Guest Blog by Jill Carmody, ReStore Manager at Twin Cities Habitat for Humanity ReStore
I have always enjoyed the responsible reuse industry. We live on a crowded planet where some have too much and others not enough, and the secondhand market has always been an effective bridge between those two disparate extremes. I like to think of thrift as the original form of recycling, and it is still an incredible way to bring a second, or sometimes third and fourth, life to a product.
Joining the Habitat Team as the ReStore Manager was an easy decision for me back in 2014, and it is one I have not regretted since. What drew me to the ReStore was its synergy with the Habitat Mission. We generate revenue for Habitat projects and help the community make their houses and apartments feel like home.

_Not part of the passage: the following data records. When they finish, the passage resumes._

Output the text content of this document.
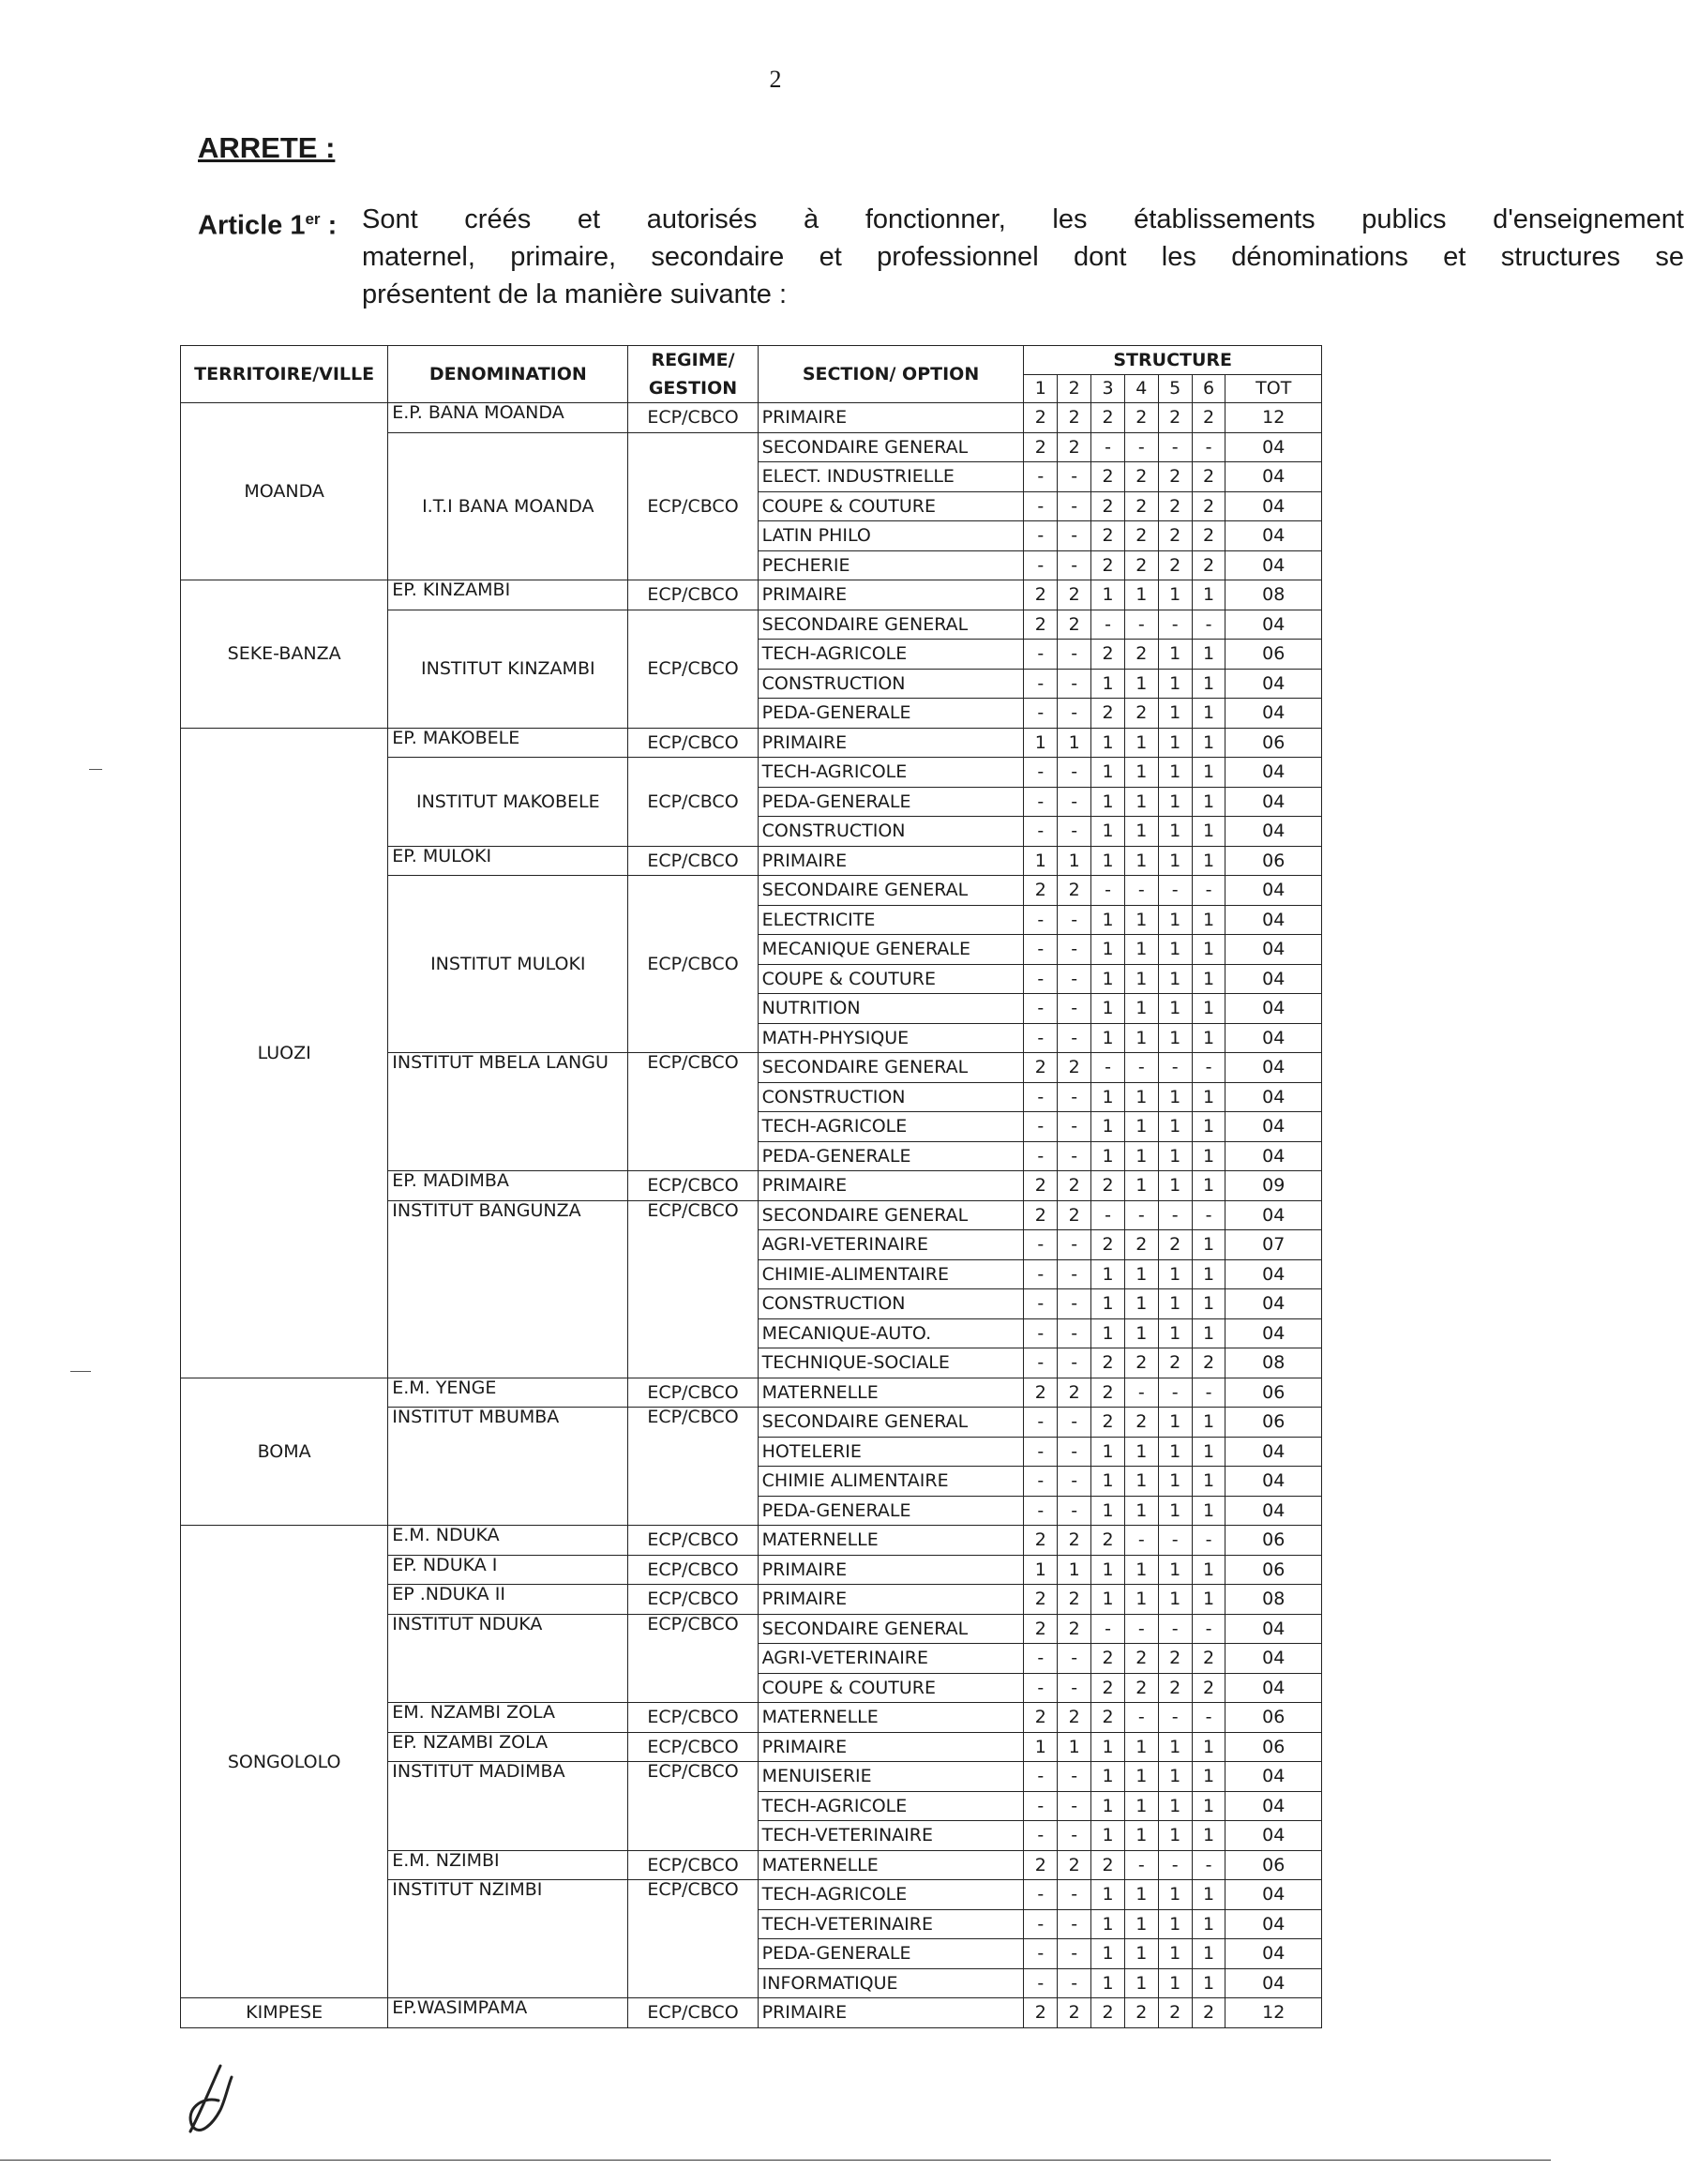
2
ARRETE :
Article 1er : Sont créés et autorisés à fonctionner, les établissements publics d'enseignement
maternel, primaire, secondaire et professionnel dont les dénominations et structures se
présentent de la manière suivante :
TERRITOIRE/VILLE	DENOMINATION	REGIME/ GESTION	SECTION/ OPTION	STRUCTURE						
				1	2	3	4	5	6	TOT
MOANDA	E.P. BANA MOANDA	ECP/CBCO	PRIMAIRE	2	2	2	2	2	2	12
	I.T.I BANA MOANDA	ECP/CBCO	SECONDAIRE GENERAL	2	2	-	-	-	-	04
			ELECT. INDUSTRIELLE	-	-	2	2	2	2	04
			COUPE & COUTURE	-	-	2	2	2	2	04
			LATIN PHILO	-	-	2	2	2	2	04
			PECHERIE	-	-	2	2	2	2	04
SEKE-BANZA	EP. KINZAMBI	ECP/CBCO	PRIMAIRE	2	2	1	1	1	1	08
	INSTITUT KINZAMBI	ECP/CBCO	SECONDAIRE GENERAL	2	2	-	-	-	-	04
			TECH-AGRICOLE	-	-	2	2	1	1	06
			CONSTRUCTION	-	-	1	1	1	1	04
			PEDA-GENERALE	-	-	2	2	1	1	04
LUOZI	EP. MAKOBELE	ECP/CBCO	PRIMAIRE	1	1	1	1	1	1	06
	INSTITUT MAKOBELE	ECP/CBCO	TECH-AGRICOLE	-	-	1	1	1	1	04
			PEDA-GENERALE	-	-	1	1	1	1	04
			CONSTRUCTION	-	-	1	1	1	1	04
	EP. MULOKI	ECP/CBCO	PRIMAIRE	1	1	1	1	1	1	06
	INSTITUT MULOKI	ECP/CBCO	SECONDAIRE GENERAL	2	2	-	-	-	-	04
			ELECTRICITE	-	-	1	1	1	1	04
			MECANIQUE GENERALE	-	-	1	1	1	1	04
			COUPE & COUTURE	-	-	1	1	1	1	04
			NUTRITION	-	-	1	1	1	1	04
			MATH-PHYSIQUE	-	-	1	1	1	1	04
	INSTITUT MBELA LANGU	ECP/CBCO	SECONDAIRE GENERAL	2	2	-	-	-	-	04
			CONSTRUCTION	-	-	1	1	1	1	04
			TECH-AGRICOLE	-	-	1	1	1	1	04
			PEDA-GENERALE	-	-	1	1	1	1	04
	EP. MADIMBA	ECP/CBCO	PRIMAIRE	2	2	2	1	1	1	09
	INSTITUT BANGUNZA	ECP/CBCO	SECONDAIRE GENERAL	2	2	-	-	-	-	04
			AGRI-VETERINAIRE	-	-	2	2	2	1	07
			CHIMIE-ALIMENTAIRE	-	-	1	1	1	1	04
			CONSTRUCTION	-	-	1	1	1	1	04
			MECANIQUE-AUTO.	-	-	1	1	1	1	04
			TECHNIQUE-SOCIALE	-	-	2	2	2	2	08
BOMA	E.M. YENGE	ECP/CBCO	MATERNELLE	2	2	2	-	-	-	06
	INSTITUT MBUMBA	ECP/CBCO	SECONDAIRE GENERAL	-	-	2	2	1	1	06
			HOTELERIE	-	-	1	1	1	1	04
			CHIMIE ALIMENTAIRE	-	-	1	1	1	1	04
			PEDA-GENERALE	-	-	1	1	1	1	04
SONGOLOLO	E.M. NDUKA	ECP/CBCO	MATERNELLE	2	2	2	-	-	-	06
	EP. NDUKA I	ECP/CBCO	PRIMAIRE	1	1	1	1	1	1	06
	EP .NDUKA II	ECP/CBCO	PRIMAIRE	2	2	1	1	1	1	08
	INSTITUT NDUKA	ECP/CBCO	SECONDAIRE GENERAL	2	2	-	-	-	-	04
			AGRI-VETERINAIRE	-	-	2	2	2	2	04
			COUPE & COUTURE	-	-	2	2	2	2	04
	EM. NZAMBI ZOLA	ECP/CBCO	MATERNELLE	2	2	2	-	-	-	06
	EP. NZAMBI ZOLA	ECP/CBCO	PRIMAIRE	1	1	1	1	1	1	06
	INSTITUT MADIMBA	ECP/CBCO	MENUISERIE	-	-	1	1	1	1	04
			TECH-AGRICOLE	-	-	1	1	1	1	04
			TECH-VETERINAIRE	-	-	1	1	1	1	04
	E.M. NZIMBI	ECP/CBCO	MATERNELLE	2	2	2	-	-	-	06
	INSTITUT NZIMBI	ECP/CBCO	TECH-AGRICOLE	-	-	1	1	1	1	04
			TECH-VETERINAIRE	-	-	1	1	1	1	04
			PEDA-GENERALE	-	-	1	1	1	1	04
			INFORMATIQUE	-	-	1	1	1	1	04
KIMPESE	EP.WASIMPAMA	ECP/CBCO	PRIMAIRE	2	2	2	2	2	2	12
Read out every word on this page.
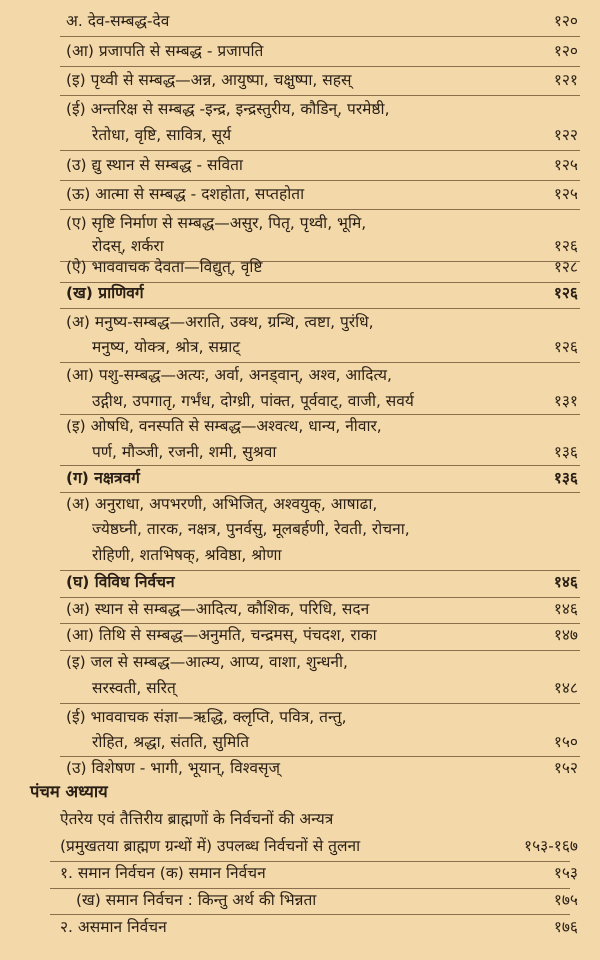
अ. देव-सम्बद्ध-देव	१२०
(आ) प्रजापति से सम्बद्ध - प्रजापति	१२०
(इ) पृथ्वी से सम्बद्ध—अन्न, आयुष्पा, चक्षुष्पा, सहस्	१२१
(ई) अन्तरिक्ष से सम्बद्ध -इन्द्र, इन्द्रस्तुरीय, कौडिन्, परमेष्ठी,
रेतोधा, वृष्टि, सावित्र, सूर्य	१२२
(उ) द्यु स्थान से सम्बद्ध - सविता	१२५
(ऊ) आत्मा से सम्बद्ध - दशहोता, सप्तहोता	१२५
(ए) सृष्टि निर्माण से सम्बद्ध—असुर, पितृ, पृथ्वी, भूमि,
रोदस्, शर्करा	१२६
(ऐ) भाववाचक देवता—विद्युत्, वृष्टि	१२८
(ख) प्राणिवर्ग	१२६
(अ) मनुष्य-सम्बद्ध—अराति, उक्थ, ग्रन्थि, त्वष्टा, पुरंधि,
मनुष्य, योक्त्र, श्रोत्र, सम्राट्	१२६
(आ) पशु-सम्बद्ध—अत्यः, अर्वा, अनड्वान्, अश्व, आदित्य,
उद्गीथ, उपगातृ, गर्भंध, दोग्ध्री, पांक्त, पूर्ववाट्, वाजी, सवर्य	१३१
(इ) ओषधि, वनस्पति से सम्बद्ध—अश्वत्थ, धान्य, नीवार,
पर्ण, मौञ्जी, रजनी, शमी, सुश्रवा	१३६
(ग) नक्षत्रवर्ग	१३६
(अ) अनुराधा, अपभरणी, अभिजित्, अश्वयुक्, आषाढा,
ज्येष्ठघ्नी, तारक, नक्षत्र, पुनर्वसु, मूलबर्हणी, रेवती, रोचना,
रोहिणी, शतभिषक्, श्रविष्ठा, श्रोणा
(घ) विविध निर्वचन	१४६
(अ) स्थान से सम्बद्ध—आदित्य, कौशिक, परिधि, सदन	१४६
(आ) तिथि से सम्बद्ध—अनुमति, चन्द्रमस्, पंचदश, राका	१४७
(इ) जल से सम्बद्ध—आत्म्य, आप्य, वाशा, शुन्धनी,
सरस्वती, सरित्	१४८
(ई) भाववाचक संज्ञा—ऋद्धि, क्लृप्ति, पवित्र, तन्तु,
रोहित, श्रद्धा, संतति, सुमिति	१५०
(उ) विशेषण - भागी, भूयान्, विश्वसृज्	१५२
पंचम अध्याय
ऐतरेय एवं तैत्तिरीय ब्राह्मणों के निर्वचनों की अन्यत्र
(प्रमुखतया ब्राह्मण ग्रन्थों में) उपलब्ध निर्वचनों से तुलना	१५३-१६७
१. समान निर्वचन (क) समान निर्वचन	१५३
(ख) समान निर्वचन : किन्तु अर्थ की भिन्नता	१७५
२. असमान निर्वचन	१७६
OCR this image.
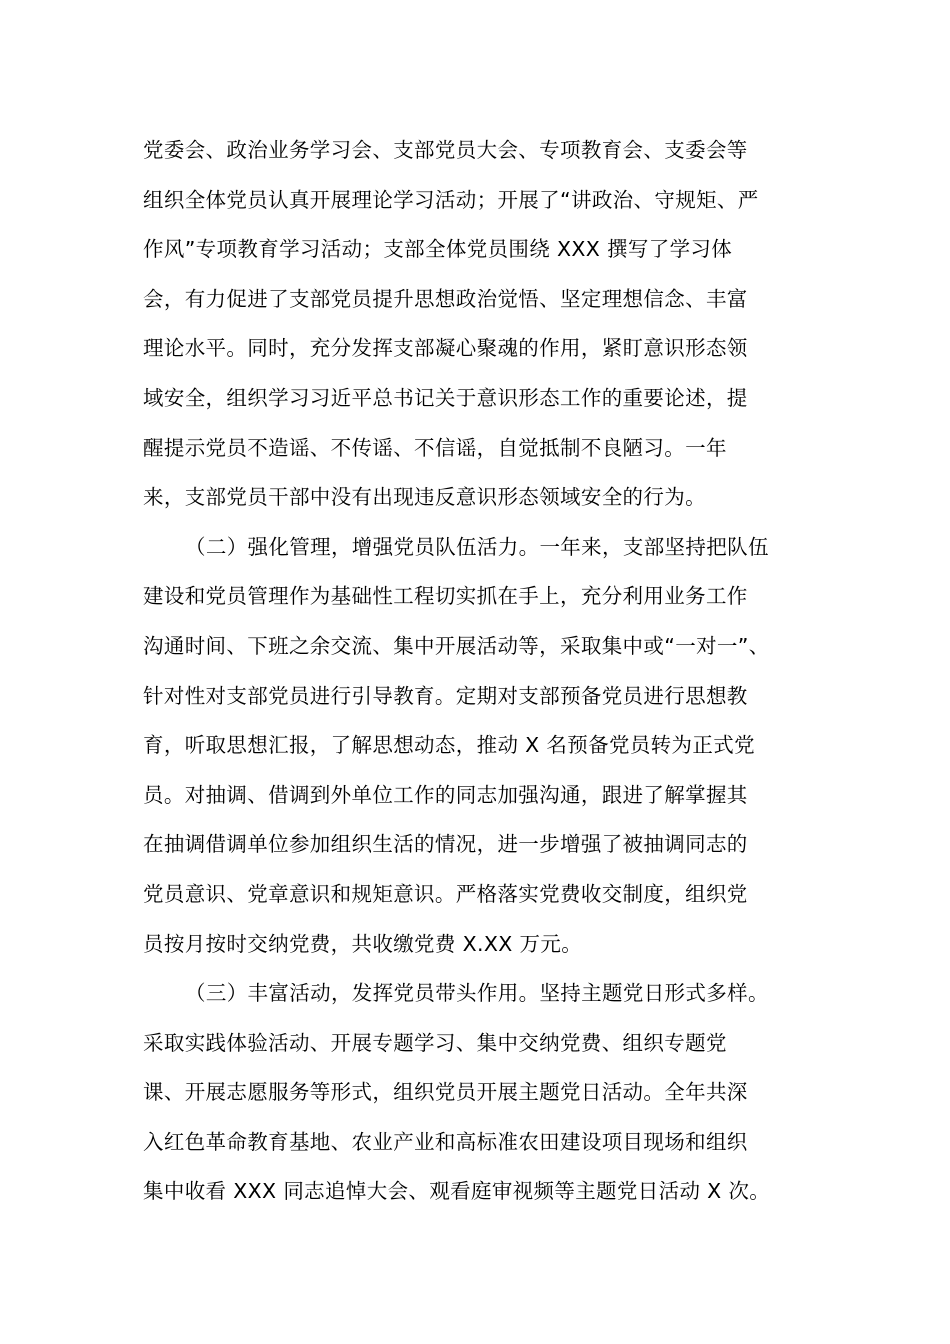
党委会、政治业务学习会、支部党员大会、专项教育会、支委会等
组织全体党员认真开展理论学习活动；开展了“讲政治、守规矩、严
作风”专项教育学习活动；支部全体党员围绕 XXX 撰写了学习体
会，有力促进了支部党员提升思想政治觉悟、坚定理想信念、丰富
理论水平。同时，充分发挥支部凝心聚魂的作用，紧盯意识形态领
域安全，组织学习习近平总书记关于意识形态工作的重要论述，提
醒提示党员不造谣、不传谣、不信谣，自觉抵制不良陋习。一年
来，支部党员干部中没有出现违反意识形态领域安全的行为。
（二）强化管理，增强党员队伍活力。一年来，支部坚持把队伍
建设和党员管理作为基础性工程切实抓在手上，充分利用业务工作
沟通时间、下班之余交流、集中开展活动等，采取集中或“一对一”、
针对性对支部党员进行引导教育。定期对支部预备党员进行思想教
育，听取思想汇报，了解思想动态，推动 X 名预备党员转为正式党
员。对抽调、借调到外单位工作的同志加强沟通，跟进了解掌握其
在抽调借调单位参加组织生活的情况，进一步增强了被抽调同志的
党员意识、党章意识和规矩意识。严格落实党费收交制度，组织党
员按月按时交纳党费，共收缴党费 X.XX 万元。
（三）丰富活动，发挥党员带头作用。坚持主题党日形式多样。
采取实践体验活动、开展专题学习、集中交纳党费、组织专题党
课、开展志愿服务等形式，组织党员开展主题党日活动。全年共深
入红色革命教育基地、农业产业和高标准农田建设项目现场和组织
集中收看 XXX 同志追悼大会、观看庭审视频等主题党日活动 X 次。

Our stores are run not just by our core team of employees, but by a range of volunteers who come by for a day, and sometimes stay for years. They stock shelves, ring up customers, take in donations, or simply come in to work on the occasional project. The ReStore provides a place for all to come and help the cause of Habitat for Humanity when the idea of building a house might be physically impossible or a bit intimidating.
Left to Right: Robin Henrichsen, Jan Hagerman, and Jill Carmody
I like to help ensure we have a good planet to live on. The goods we receive are often one step away from the landfill and all the environmental problems that entails. Enhancing the life cycle of products, even just at the community level as we do, helps remind everyone that we need to be more responsible with what we buy and how we dispose of it.
COVID-19 has obviously been a huge struggle for us to overcome this last year. Like most retail operations, we were quickly impacted and have had to scramble to work out a system that will help keep all of our employees, volunteers, and customers safe. The hardest part of the whole risk mitigation process has been cutting back the number of volunteers that can work in the store.
We have been operating for almost a year with a smaller team, with our employees trying to do all the work a team of enthusiastic volunteers used to help with. It has gone well, but it has been challenging. Fortunately, with effective safety protocols in place that have helped us avoid any cross infections to date, we will soon be returning to higher volunteer levels at both of our stores.
Thrift is not always glamorous. It is a hard bit of work figuring out how to efficiently take in, market, and sell goods that some might not see the value in at all. The thing that keeps me going is the amazing team of employees, and soon to return volunteers, that all love doing their little part to help make a very large impact on our community.